I think I do use the frequency of the reads as I use the count input in the various commands.

This is the script I’m using (I start right after picking the representative set from my OTU table):

muscle -in stability.trim.contigs.good.unique.good.filter.unique.precluster.pick.pick.opti_mcc.0.03.rep.fasta -out realignedRepSetMuscle.fasta -maxiters 2

PREFIX=realignedRepSetMuscle
FASTA=realignedRepSetMuscle.fasta
COUNT=stability.trim.contigs.good.unique.good.filter.unique.precluster.pick.pick.opti_mcc.0.03.rep.count_table
TAXONOMY=path_to_folder/trainset16_022016rdp/trainset16_022016.rdp.tax
REFERENCE=path_to_folder/trainset16_022016rdp/trainset16_022016.rdp.fasta
TAXCUTOFF=80
NPROC=4

for i in {1…20}; do

mothur “#set.dir(input=path_to_folder, output=path_to_folder); classify.seqs(fasta={FASTA}, count={COUNT}, taxonomy={TAXONOMY}, reference={REFERENCE}, cutoff={TAXCUTOFF}, processors={NPROC}); remove.lineage(fasta={FASTA}, count={COUNT}, taxonomy=${PREFIX}.rdp.wang.taxonomy, taxon=Chloroplast-Mitochondria-unknown-Archaea-Eukaryota); summary.tax(taxonomy=current, count=current); dist.seqs(fasta=current, cutoff=0.03); cluster(column=current, count=current); make.shared(list=current, count=current, label=0.03); classify.otu(list=current, count=current, taxonomy=current, label=0.03); get.oturep(column=current, list=current, count=current, fasta=current)” &&

muscle -in realignedRepSetMuscle.pick.opti_mcc.0.03.rep.fasta -out realignedRepSetMuscle.fasta -maxiters 2 &&

COUNT=${PREFIX}.pick.opti_mcc.0.03.rep.count_table;

done

Would this make sense?

I am now also reading something else: this paper https://onlinelibrary.wiley.com/doi/full/10.1111/1755-0998.12700 suggests to remove singleton reads (not OTUs!) during early stages of analysis. Maybe this is actually a more efficient approach than mine? Would you think this makes sense and could help reducing this substantial inflation one often gets? And if one wants to do this during the mothur pipeline, when should one do it and with which command? I was thinking this could be done right after calling the first unique.seqs (after making contigs and screening sequences) but not sure what command could do this?

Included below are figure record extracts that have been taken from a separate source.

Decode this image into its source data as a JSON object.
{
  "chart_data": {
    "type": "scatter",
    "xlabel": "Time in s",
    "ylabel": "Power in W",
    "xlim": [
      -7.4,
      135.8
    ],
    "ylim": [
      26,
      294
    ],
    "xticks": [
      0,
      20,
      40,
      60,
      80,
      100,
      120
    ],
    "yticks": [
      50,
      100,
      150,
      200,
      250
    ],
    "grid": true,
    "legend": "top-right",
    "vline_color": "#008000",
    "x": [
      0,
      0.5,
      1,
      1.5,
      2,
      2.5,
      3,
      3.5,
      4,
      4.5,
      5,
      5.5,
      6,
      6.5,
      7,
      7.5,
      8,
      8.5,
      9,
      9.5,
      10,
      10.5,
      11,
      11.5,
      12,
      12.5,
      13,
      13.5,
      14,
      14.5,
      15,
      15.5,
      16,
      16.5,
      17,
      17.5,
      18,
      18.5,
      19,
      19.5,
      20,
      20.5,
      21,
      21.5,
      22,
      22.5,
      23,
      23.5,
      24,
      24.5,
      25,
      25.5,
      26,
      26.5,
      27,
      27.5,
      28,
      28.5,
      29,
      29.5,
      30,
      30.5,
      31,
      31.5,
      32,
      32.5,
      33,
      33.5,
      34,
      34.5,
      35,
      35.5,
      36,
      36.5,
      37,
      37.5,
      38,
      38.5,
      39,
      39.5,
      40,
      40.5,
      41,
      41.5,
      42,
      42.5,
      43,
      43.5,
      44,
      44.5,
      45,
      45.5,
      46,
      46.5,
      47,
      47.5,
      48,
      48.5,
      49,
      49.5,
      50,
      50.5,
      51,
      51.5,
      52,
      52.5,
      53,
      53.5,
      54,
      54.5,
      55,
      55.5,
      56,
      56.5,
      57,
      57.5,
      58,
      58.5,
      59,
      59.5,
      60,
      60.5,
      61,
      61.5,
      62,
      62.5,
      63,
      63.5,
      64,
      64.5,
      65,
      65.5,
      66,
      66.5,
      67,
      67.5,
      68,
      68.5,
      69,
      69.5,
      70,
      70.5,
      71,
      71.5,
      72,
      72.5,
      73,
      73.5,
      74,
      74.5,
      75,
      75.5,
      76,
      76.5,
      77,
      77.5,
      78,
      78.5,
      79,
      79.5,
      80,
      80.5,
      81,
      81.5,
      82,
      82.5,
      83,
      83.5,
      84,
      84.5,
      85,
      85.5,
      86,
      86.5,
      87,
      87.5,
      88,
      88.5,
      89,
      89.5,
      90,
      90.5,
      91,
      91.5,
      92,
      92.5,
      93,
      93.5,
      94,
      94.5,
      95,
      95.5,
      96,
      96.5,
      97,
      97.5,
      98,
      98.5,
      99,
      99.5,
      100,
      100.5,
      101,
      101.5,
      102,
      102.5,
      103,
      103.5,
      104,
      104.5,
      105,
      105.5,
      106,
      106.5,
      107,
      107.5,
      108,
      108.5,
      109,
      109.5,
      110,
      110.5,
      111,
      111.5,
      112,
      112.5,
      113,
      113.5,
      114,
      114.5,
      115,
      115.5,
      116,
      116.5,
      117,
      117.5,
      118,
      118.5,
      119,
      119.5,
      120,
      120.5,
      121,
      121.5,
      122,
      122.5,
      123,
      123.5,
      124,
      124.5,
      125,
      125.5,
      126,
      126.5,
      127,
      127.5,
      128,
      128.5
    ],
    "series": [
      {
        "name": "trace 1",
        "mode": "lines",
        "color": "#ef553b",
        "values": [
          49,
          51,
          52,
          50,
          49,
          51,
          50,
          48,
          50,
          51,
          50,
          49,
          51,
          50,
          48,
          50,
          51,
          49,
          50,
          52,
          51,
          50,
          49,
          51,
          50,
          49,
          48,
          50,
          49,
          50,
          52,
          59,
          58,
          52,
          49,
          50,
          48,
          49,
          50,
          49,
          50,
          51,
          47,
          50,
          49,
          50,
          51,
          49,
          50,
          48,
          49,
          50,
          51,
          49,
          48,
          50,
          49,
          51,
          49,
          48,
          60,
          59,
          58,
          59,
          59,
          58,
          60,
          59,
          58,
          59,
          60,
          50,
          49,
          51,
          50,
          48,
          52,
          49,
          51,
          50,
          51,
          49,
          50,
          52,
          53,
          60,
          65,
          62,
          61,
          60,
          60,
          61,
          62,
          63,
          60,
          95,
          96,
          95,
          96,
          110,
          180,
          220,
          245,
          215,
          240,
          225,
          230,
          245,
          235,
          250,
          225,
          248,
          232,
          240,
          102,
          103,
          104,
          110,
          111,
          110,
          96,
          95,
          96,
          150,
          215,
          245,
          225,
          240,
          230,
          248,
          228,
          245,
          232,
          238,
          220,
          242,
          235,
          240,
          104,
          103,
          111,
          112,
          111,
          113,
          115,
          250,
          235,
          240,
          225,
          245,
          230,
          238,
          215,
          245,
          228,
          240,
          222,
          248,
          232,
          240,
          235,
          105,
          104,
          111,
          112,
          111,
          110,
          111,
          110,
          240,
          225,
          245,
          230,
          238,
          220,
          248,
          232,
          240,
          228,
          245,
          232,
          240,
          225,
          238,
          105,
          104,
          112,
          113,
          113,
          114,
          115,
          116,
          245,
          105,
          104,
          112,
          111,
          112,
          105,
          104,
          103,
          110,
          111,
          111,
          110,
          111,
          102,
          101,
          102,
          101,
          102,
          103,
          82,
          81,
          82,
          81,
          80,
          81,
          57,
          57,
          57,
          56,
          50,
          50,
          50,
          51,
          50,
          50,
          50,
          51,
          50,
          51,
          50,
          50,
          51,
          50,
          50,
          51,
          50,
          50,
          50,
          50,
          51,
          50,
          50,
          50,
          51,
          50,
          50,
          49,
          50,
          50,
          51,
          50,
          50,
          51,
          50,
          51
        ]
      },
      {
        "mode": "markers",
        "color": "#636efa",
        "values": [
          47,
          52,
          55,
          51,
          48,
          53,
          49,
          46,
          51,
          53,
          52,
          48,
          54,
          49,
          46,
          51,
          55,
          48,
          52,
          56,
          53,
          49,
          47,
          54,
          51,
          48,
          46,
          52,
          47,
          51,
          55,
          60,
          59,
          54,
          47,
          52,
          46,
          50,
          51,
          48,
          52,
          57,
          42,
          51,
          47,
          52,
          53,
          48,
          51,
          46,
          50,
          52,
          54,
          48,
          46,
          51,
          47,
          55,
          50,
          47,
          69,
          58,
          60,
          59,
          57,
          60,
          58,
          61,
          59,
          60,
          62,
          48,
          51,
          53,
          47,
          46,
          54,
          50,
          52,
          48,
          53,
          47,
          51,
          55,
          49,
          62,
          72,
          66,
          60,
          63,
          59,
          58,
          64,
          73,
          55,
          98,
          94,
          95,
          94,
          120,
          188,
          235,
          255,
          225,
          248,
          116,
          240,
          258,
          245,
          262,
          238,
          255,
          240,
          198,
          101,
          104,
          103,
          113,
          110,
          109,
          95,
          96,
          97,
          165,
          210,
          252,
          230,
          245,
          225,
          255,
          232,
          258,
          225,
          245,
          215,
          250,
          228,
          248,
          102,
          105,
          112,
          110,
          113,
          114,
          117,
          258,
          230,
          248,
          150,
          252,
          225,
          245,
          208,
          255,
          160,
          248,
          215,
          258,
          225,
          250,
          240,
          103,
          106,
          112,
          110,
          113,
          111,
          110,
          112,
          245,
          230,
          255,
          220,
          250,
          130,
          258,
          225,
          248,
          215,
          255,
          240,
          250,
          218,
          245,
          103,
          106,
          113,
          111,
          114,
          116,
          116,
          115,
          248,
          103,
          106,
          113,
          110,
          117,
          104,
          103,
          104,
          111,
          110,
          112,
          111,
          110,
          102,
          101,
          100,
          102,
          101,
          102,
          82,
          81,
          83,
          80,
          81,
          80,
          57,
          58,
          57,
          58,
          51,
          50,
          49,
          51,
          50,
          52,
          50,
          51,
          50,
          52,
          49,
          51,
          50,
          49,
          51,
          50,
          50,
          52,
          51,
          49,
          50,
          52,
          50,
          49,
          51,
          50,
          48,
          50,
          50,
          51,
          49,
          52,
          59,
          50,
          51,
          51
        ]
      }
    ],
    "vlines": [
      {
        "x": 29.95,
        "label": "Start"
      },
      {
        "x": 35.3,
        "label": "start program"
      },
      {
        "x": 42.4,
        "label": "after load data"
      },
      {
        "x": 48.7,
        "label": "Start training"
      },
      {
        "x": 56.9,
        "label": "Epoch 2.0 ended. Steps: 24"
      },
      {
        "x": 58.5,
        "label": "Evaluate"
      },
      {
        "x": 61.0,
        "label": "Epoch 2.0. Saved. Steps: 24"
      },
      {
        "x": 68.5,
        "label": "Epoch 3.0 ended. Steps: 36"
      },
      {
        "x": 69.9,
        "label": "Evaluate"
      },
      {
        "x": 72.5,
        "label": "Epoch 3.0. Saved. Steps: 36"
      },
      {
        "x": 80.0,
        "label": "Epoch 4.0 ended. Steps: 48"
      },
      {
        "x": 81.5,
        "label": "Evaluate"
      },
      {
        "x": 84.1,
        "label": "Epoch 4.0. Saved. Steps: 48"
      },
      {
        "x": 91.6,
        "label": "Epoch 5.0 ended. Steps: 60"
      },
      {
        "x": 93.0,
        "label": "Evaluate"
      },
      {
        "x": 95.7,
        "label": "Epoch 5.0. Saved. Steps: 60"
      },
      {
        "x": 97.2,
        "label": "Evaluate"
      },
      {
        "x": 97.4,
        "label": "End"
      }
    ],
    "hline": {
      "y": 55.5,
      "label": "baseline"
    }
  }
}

Thanks a lot for your kind help!

Best,
Joanito

Removing singletons is a pretty horrible idea at any stage as it will mess with the abundance distribution of your communities.

Hello, I’m new here and i was reading this. I hope I can contribute at any way.

Pat, you said the singleton removal would mess with the abundance distribution? Isn’t that what we want? to have an abundance distribution without singletons? (Usually)

I been struggling with this a long time ago on mothur and what I do is to remove singletons from the last shared file created. Since not all singletons can be removed because OTUs are being shared between samples, its a nice way to reduce data size, and then I don’t know if I’m doing this right but, I tabulate data on Excel and manually remove singletons (by filtering) and then I plot the data.

Why would you want an abundance distribution without singletons? You’re going to remove a lot of the diversity in a sample and if your samples aren’t evenly sequenced then you’re going to create a bias.